Pemerintah Akan Bayar Utang Jatuh Tempo Tahun Ini Rp 400 Triliun
Kementerian Keuangan menyebut hingga akhir tahun ini utang yang jatuh tempo tahun ini mencapai Rp 400 triliun. Pemerintah harus menyiapkan dana yang cukup untuk membayar utang tersebut tahun ini.
Direktur Pembiayaan Syariah Direktorat Jenderal Pengelolaan dan Pembiayaan Risiko Kementerian Keuangan Suminto mengatakan utang yang perlu dibayarkan dalam setahun mencapai 10,4 persen dari keseluruhan pinjaman pemerintah yang mencapai Rp 4.034 triliun. Dia juga menjelaskan rata-rata waktu jatuh tempo utang pemerintah saat ini mencapai 8,3 tahun.
Suminto juga menjelaskan angka utang sebesar Rp 4.034 triliun ini dianggapnya masih aman. Rasio utang tersebut setara dengan 29,2 persen dari Pendapatan Domestik Bruto (PDB). Dia juga membandingkan rasio serupa dengan Jepang (239 persen), Amerika Serikat (107 persen), hingga Inggris (87 persen).
"Yang sama dengan kita itu Turki sebesar 29,2 persen. Jadi sebenarnya masih aman," kata Suminto dalam acara diskusi di Jakarta, Rabu (12/4). (Baca: Tertinggi dalam 4 Tahun, Utang Luar Negeri Pemerintah 2017 Naik 14%)

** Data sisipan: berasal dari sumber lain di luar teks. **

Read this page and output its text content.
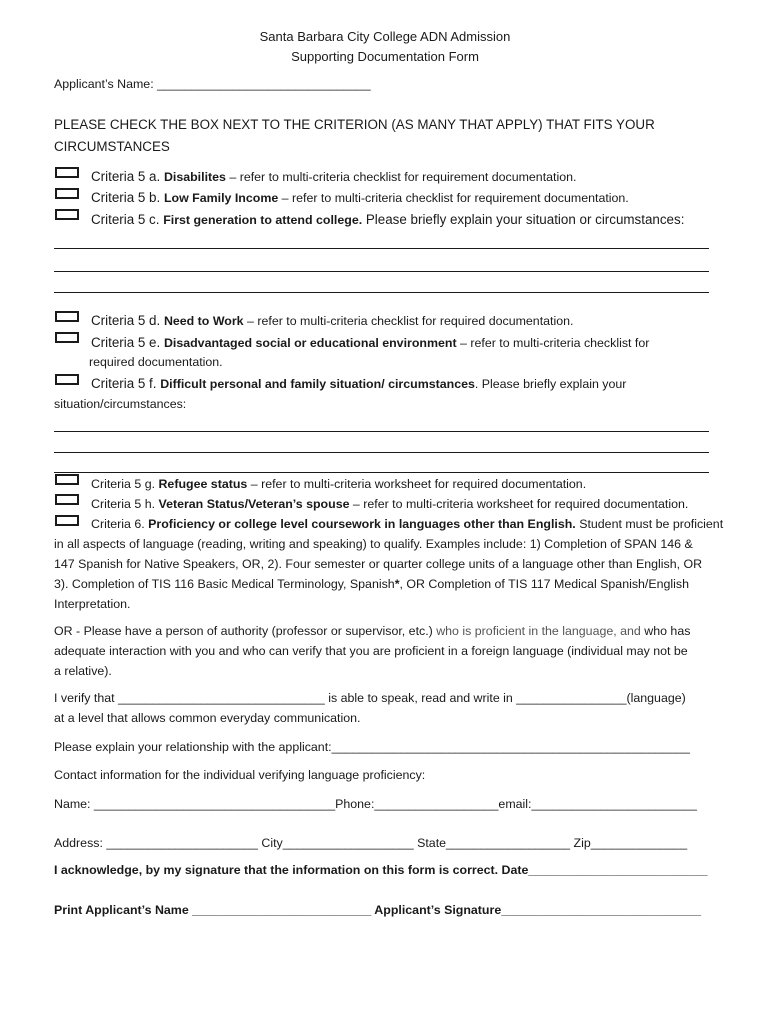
Santa Barbara City College ADN Admission
Supporting Documentation Form
Applicant’s Name: _______________________________
PLEASE CHECK THE BOX NEXT TO THE CRITERION (AS MANY THAT APPLY) THAT FITS YOUR
CIRCUMSTANCES
Criteria 5 a. Disabilites – refer to multi-criteria checklist for requirement documentation.
Criteria 5 b. Low Family Income – refer to multi-criteria checklist for requirement documentation.
Criteria 5 c. First generation to attend college. Please briefly explain your situation or circumstances:
Criteria 5 d. Need to Work – refer to multi-criteria checklist for required documentation.
Criteria 5 e. Disadvantaged social or educational environment – refer to multi-criteria checklist for
required documentation.
Criteria 5 f. Difficult personal and family situation/ circumstances. Please briefly explain your
situation/circumstances:
Criteria 5 g. Refugee status – refer to multi-criteria worksheet for required documentation.
Criteria 5 h. Veteran Status/Veteran’s spouse – refer to multi-criteria worksheet for required documentation.
Criteria 6. Proficiency or college level coursework in languages other than English. Student must be proficient
in all aspects of language (reading, writing and speaking) to qualify. Examples include: 1) Completion of SPAN 146 &
147 Spanish for Native Speakers, OR, 2). Four semester or quarter college units of a language other than English, OR
3). Completion of TIS 116 Basic Medical Terminology, Spanish*, OR Completion of TIS 117 Medical Spanish/English
Interpretation.
OR - Please have a person of authority (professor or supervisor, etc.) who is proficient in the language, and who has
adequate interaction with you and who can verify that you are proficient in a foreign language (individual may not be
a relative).
I verify that ______________________________ is able to speak, read and write in ________________(language)
at a level that allows common everyday communication.
Please explain your relationship with the applicant:____________________________________________________
Contact information for the individual verifying language proficiency:
Name: ___________________________________Phone:__________________email:________________________
Address: ______________________ City___________________ State__________________ Zip______________
I acknowledge, by my signature that the information on this form is correct. Date__________________________
Print Applicant’s Name __________________________ Applicant’s Signature_____________________________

Dia pun merinci dari total utang pemerintah, 19 persen diantaranya merupakan pinjaman luar negeri. Sedangkan 81 persen sisanya berbentuk Surat Berharga Negara (SBN). Suminto mengatakan rasio pinjaman luar negeri pemerintah terus mengalami penurunan dari 2012 yang mencapai 31 persen. Dengan begitu, pemerintah masih memiliki peluang yang besar untuk mencari pinjaman lagi di pasar keuangan.
Dirinya mengatakan opsi pinjaman diambil lantaran penerimaan pajak tidak dapat membiayai seluruh pembangunan. Sementara pemerintah telah berkomitmen untuk mengerjakan sektor prioritas seperti infrastruktur, pendidikan, dan kesehatan. Namun Suminto memastikan bahwa pengelolaan utang tetap dilakukan dengan baik dan sehat.
"Apabila dibandingkan, belanja infrastruktur 2014 masih Rp 154 triliun, tapi 2018 sudah Rp 410,7 triliun," ujar Suminto. (Baca: Faisal Basri: Kenaikan Utang Pemerintah Tak Hanya Buat Infrastruktur)
Beberapa waktu lalu Ekonom Universitas Indonesia (UI) Faisal Basri menyebut peningkatan utang pemerintah yang selama ini disebut-sebut untuk pembangunan infrastruktur, ternyata lebih banyak digunakan untuk belanja barang. Hal tersebut dengan melihat alokasi belanja pemerintah pusat.
Menurutnya, selama 2014 hingga 2017 pertumbuhan belanja barang mencapai 58, diantaranya untuk penggantian kendaraan dan furniture. Untuk pembayaran bunga tumbuh 63 persen dan belanja personil naik 28 persen. Sementara kenaikan belanja modal hanya 36 persen. "Ternyata peningkatan utang lebih banyak digunakan untuk belanja barang," kata Faisal.